The district has gotten site approval for the property on Neck Road in Benton, adjacent to Benton Elementary School at 68 School Drive, from the Maine State Board of Education, said Superintendent Roberta Hersom. And the district has begun to design the layout of the property and the interior of the building, said project manager Kathy Cogan.
There is some private property between the Benton Elementary School property and the new school location, so current plans have the new building located farther back on the property, away from the road.
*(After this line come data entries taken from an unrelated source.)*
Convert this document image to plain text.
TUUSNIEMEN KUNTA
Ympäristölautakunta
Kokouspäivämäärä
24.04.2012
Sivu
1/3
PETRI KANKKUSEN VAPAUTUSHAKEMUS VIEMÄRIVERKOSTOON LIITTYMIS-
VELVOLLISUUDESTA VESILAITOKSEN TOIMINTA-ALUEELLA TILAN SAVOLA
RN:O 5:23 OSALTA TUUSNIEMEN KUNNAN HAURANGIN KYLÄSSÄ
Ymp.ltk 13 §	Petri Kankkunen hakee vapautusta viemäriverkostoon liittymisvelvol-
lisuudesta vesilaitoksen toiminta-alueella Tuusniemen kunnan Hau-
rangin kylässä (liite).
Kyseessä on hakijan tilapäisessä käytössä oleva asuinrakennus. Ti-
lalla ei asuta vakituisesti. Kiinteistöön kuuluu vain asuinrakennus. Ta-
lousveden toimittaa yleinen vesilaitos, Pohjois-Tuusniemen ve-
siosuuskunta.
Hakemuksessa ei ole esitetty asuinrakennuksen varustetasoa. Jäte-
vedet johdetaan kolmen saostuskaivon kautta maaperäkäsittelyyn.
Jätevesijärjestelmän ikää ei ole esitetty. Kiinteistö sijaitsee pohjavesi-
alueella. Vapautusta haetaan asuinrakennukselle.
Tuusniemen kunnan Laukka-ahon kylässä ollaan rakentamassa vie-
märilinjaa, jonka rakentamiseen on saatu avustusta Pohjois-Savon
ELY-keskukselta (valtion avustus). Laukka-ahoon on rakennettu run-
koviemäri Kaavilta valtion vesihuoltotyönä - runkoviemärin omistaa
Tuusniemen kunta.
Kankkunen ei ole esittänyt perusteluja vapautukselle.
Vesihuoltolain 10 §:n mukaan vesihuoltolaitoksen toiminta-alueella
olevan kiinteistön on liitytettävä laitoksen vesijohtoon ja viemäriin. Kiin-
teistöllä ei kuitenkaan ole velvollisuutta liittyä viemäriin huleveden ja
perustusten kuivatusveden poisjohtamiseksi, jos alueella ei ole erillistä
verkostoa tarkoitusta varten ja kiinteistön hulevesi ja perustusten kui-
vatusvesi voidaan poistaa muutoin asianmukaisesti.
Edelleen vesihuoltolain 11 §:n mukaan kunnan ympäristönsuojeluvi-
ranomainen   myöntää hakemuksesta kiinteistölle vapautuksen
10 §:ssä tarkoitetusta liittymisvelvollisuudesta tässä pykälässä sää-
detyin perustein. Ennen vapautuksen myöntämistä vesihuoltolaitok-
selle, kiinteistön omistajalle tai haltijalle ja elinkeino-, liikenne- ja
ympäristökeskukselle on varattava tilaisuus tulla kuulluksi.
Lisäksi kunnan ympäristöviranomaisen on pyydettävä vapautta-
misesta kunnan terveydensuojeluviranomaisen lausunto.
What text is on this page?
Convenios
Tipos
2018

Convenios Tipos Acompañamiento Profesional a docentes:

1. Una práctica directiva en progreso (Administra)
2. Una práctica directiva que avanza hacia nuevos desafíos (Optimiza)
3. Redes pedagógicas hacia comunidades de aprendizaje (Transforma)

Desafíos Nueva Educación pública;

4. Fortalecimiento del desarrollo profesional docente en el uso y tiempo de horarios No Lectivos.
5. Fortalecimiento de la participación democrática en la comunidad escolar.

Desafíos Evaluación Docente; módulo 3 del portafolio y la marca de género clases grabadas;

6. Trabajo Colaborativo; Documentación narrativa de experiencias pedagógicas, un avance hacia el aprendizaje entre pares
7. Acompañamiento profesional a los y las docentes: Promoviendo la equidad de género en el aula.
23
There will be a drive off of Neck Road to access the building, and a second road that would go behind the private property to connect to the existing school property.
There are Central Maine Power Co. lines there, and the district is working to get an easement for that connecting road.
As part of the project the district plans to rework traffic circulation at Benton Elementary School, because currently the parent drop-off area gets quite congested.
The new school property will also feature several sports fields, likely set behind the school building, and an outdoor classroom setup near the classroom wings.
Inside the building, the administration area will be set near the front doors, to allow clear visibility of approaching visitors. Also near the front will be the cafeteria, gymnasium and music rooms. Officials wanted to keep those spaces near the front of the building, Cogan said, so that they can potentially be used by the public outside of school hours, while keeping the classroom areas locked.
The classrooms will be grouped by grade level, and divided into a pair of two-floor wings of the building. The classrooms will also include enclosed tutoring spaces — which were requested by staff — to help kids get individual attention without fully removing them from the class, Cogan said.
Cogan also asked attendees of the meeting if they would be interested in expanding the gym at the new school at the district’s expense, which the majority in attendance were.
The Department of Education will only support a gym that is 3,400 square feet, with bleachers for 191 people and sport flooring — not a wood floor. The building committee has expressed interest in getting a bigger gym, Cogan said. The district could instead build an average middle school gym, which would be 5,600 square feet, bleacher seating for 300 and wood floors.
The state will fund the cost of the smaller gym, any additional costs of the larger gym would be paid by the district. The cost would probably be around $1 million, Cogan said. The larger space could then be used for sports games and other community business.
The next steps include a straw poll on the concept design in September, a public hearing in October and then the referendum vote on the project in November, Cogan said.